Isso porque o Estado investirá no novo Hospital das Clínicas, que funcionará no prédio do Centrinho, da USP. A divisão de qual especialidade será oferecida por cada hospital será definida no Plano Operativo. "Era para a gente começar a discussão com o Estado sobre o Plano agora, em dezembro, mas vai ficar para a segunda quinzena de janeiro, devendo ser concluído em seis meses. Precisamos ter a garantia de que o município poderá contratar uma OS para administrar o HB, tendo em vista o limite fiscal para despesas com pessoal. A OS não tem relação com a parte orçamentária, o custeio em si, mas a essa situação da contratação de funcionários", explicou.

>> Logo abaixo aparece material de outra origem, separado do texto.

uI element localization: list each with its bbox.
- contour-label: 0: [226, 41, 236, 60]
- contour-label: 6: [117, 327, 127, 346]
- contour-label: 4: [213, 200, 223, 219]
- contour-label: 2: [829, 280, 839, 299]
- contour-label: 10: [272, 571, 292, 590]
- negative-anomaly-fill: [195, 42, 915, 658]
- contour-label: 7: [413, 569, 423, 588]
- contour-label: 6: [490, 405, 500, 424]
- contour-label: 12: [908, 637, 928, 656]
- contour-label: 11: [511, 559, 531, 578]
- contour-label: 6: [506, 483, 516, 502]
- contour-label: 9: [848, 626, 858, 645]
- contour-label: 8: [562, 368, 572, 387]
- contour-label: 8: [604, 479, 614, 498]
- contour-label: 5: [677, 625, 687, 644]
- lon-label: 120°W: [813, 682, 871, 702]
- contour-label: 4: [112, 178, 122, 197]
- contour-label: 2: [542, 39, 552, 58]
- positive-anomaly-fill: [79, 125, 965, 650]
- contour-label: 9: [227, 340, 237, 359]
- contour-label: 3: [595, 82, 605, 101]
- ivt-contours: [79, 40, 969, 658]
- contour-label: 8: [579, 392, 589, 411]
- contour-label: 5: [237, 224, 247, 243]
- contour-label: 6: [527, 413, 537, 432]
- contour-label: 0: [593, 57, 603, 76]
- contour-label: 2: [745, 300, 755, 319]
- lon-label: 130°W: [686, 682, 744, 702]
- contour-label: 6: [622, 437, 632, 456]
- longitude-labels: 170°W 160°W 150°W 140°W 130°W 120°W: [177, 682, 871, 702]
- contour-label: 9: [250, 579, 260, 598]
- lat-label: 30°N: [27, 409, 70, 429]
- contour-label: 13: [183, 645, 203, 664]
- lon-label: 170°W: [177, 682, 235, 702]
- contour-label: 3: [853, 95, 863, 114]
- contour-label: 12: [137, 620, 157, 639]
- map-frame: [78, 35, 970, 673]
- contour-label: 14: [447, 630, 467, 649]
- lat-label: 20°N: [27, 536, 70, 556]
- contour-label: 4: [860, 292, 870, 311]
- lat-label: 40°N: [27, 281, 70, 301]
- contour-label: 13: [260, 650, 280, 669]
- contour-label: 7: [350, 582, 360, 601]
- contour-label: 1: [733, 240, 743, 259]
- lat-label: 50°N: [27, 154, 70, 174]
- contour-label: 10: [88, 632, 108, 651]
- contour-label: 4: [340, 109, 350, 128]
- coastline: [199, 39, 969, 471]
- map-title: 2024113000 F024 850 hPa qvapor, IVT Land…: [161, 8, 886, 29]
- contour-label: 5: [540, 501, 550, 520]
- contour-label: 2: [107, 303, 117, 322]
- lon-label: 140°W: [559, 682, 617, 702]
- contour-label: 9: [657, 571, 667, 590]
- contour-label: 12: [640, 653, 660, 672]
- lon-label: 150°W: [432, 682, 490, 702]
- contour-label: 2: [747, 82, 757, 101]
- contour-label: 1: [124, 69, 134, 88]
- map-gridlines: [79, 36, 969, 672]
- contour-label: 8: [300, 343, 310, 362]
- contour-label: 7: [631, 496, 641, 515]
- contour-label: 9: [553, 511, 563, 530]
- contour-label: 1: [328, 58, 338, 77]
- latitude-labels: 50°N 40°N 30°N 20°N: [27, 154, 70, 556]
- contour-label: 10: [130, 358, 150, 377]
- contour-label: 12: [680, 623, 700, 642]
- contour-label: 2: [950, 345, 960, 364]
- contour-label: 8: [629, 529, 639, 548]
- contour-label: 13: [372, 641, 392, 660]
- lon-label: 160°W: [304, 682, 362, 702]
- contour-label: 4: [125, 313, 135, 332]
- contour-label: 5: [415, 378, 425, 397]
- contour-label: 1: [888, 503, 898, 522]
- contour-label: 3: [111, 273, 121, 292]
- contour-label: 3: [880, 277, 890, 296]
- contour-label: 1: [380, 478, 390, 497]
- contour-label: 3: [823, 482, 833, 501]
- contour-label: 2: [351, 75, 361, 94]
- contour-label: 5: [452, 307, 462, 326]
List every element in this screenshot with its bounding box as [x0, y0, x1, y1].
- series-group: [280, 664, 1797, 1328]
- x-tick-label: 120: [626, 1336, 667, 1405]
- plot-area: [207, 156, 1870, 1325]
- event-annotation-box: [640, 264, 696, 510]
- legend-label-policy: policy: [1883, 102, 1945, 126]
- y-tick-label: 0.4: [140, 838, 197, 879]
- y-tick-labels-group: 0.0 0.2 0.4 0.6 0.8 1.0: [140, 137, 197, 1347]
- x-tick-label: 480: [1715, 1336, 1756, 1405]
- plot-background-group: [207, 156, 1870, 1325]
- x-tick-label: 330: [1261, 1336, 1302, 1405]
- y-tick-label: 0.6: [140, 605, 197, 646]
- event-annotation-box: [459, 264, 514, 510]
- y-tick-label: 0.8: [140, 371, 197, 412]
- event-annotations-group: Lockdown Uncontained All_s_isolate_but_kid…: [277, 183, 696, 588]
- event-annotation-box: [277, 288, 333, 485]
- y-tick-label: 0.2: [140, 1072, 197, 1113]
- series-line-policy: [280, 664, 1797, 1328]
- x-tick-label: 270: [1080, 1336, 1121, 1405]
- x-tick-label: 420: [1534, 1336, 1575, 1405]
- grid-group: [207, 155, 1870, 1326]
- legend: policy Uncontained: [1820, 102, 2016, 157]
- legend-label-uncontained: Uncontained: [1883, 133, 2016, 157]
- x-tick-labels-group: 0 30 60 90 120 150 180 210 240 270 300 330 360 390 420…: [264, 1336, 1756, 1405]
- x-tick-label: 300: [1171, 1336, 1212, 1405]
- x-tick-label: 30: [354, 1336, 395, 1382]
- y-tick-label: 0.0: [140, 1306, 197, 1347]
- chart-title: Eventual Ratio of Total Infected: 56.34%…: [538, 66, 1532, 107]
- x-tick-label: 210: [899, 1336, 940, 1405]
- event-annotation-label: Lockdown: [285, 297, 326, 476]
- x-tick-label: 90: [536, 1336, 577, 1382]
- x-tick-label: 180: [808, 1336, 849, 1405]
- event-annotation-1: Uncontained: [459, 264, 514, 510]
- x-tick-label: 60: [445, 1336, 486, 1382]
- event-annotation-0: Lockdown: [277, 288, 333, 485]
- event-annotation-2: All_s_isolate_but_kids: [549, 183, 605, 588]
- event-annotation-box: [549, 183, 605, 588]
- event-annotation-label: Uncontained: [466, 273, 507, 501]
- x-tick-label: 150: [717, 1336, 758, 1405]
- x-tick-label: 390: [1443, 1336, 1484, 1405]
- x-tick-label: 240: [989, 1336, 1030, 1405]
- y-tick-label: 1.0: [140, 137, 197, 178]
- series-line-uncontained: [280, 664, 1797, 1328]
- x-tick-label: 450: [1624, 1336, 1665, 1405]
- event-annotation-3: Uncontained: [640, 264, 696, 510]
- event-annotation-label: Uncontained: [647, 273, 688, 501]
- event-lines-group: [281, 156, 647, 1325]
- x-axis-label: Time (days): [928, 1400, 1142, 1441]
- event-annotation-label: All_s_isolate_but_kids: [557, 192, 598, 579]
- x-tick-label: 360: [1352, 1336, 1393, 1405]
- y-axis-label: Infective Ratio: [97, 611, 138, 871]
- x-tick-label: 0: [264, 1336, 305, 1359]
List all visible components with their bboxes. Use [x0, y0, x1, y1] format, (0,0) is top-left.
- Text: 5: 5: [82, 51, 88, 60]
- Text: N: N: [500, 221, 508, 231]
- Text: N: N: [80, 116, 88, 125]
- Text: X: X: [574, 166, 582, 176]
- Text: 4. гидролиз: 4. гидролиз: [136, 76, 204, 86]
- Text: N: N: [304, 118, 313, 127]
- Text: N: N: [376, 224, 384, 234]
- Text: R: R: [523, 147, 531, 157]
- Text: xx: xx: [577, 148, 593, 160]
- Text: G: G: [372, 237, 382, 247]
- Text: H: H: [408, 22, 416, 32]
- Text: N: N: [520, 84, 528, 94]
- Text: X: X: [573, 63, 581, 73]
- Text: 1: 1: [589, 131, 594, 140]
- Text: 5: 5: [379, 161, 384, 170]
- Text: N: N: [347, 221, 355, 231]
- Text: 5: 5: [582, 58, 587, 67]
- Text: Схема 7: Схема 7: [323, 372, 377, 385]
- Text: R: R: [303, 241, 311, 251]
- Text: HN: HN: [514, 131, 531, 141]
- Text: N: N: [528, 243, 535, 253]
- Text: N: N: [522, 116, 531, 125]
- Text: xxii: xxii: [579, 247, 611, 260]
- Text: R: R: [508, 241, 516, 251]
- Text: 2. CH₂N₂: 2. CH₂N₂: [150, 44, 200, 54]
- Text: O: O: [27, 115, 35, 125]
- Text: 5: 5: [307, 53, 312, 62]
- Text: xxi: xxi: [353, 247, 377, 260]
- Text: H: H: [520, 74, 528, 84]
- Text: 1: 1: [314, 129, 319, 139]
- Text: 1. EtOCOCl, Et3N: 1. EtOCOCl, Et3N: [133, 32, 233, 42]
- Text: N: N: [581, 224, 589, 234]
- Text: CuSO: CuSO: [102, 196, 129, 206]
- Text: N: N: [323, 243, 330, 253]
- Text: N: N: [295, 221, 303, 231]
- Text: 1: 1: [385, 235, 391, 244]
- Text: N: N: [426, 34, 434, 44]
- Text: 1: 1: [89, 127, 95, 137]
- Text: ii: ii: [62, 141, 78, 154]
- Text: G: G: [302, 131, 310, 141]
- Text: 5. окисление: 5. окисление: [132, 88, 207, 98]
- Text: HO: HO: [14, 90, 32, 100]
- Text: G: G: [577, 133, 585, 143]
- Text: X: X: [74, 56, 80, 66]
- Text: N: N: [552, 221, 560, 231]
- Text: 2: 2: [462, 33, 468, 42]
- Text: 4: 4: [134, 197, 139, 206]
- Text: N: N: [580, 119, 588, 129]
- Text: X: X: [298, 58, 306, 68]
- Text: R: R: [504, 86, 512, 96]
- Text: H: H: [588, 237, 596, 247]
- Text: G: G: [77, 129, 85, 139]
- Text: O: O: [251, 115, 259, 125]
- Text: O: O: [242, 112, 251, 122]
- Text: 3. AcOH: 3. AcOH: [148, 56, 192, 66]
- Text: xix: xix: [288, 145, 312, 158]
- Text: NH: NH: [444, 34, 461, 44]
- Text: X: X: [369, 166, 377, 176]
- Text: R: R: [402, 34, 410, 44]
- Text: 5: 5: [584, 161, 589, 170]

O HB oferece, atualmente, atendimentos nas áreas de ortopedia (traumas), neurocirurgia, cardiologia, transplante e cirurgia renal. São os principais serviços de alta complexidade disponibilizados pela unidade. Fogolin reitera que os dois primeiros - ortopedia e neurocirurgia - serão negociados com o Estado no Plano Operativo para que permaneçam no Hospital de Base, que está ao lado do Pronto-Socorro Central (PSC) e já é a principal porta de entrada para os pacientes graves de Bauru e região na urgência e emergência.

Os demais procedimentos poderão ser divididos entre o Hospital de Base e o Hospital das Clínicas. Fogolin mencionou que, neste caso, o custo do HB também diminui, por isso o repasse de verbas do Estado e da União seriam menores, proporcionais a cada serviço. Para chegar aos R$ 2 milhões mensais que o município se comprometeu em colocar no Base, a prefeitura conta com redução de despesas do PSC e do PAI; a destinação de 10% das mensalidades do curso de medicina da Uninove, conforme previsto no contrato; o ISS dos cartões de crédito e débito, além de buscar o credenciamento do HB como unidade de ensino junto ao Ministério da Saúde, para garantir aporte maior.

Risco de fechar?

O secretário foi questionado pelo vereador Coronel Meira (PSB) sobre alternativas para o funcionamento do HB, caso o município não possa assumir. Meira perguntou se, em última instância, o Hospital de Base corre o risco de fechar. Fogolin foi enfático ao dizer que o Estado não terá como custear, sozinho, dois hospitais, e que foi assumido o compromisso de Bauru em fazer a gestão do HB. Ele evitou dizer que o hospital fecharia as portas se a prefeitura não assumir, mas lembrou que esta é a alternativa existente após a nova pactuação da saúde local. O secretário voltou a dizer que os R$ 2 milhões mensais do município estão garantidos e já constam na Lei Orçamentária Anual (LOA) de 2018.

Regulação de vagas

Outro ponto abordado foi a regulação das vagas. Ao responder a pergunta de José Roberto Segalla (DEM), Fogolin frisou que o Sistema Único de Saúde (SUS) não faz distinção do local de residência do usuário, portanto, mesmo com gestão municipal, o HB continuará atendendo a pacientes de toda a região. O titular da Saúde, contudo, mencionou que a oferta de vagas aumentará com o Hospital das Clínicas, além dos já existentes Hospital Estadual e o próprio Hospital de Base.

Fogolin revelou ainda que a prefeitura vai negociar com o governo estadual para assumir a regulação de vagas de urgência e emergência nos hospitais, para os pacientes de Bauru e região, como já ocorre em outros locais do Estado. Há a possibilidade de que isso ocorra até o final do ano que vem. Já as vagas eletivas continuariam sob responsabilidade da Cross, da Secretaria de Estado da Saúde.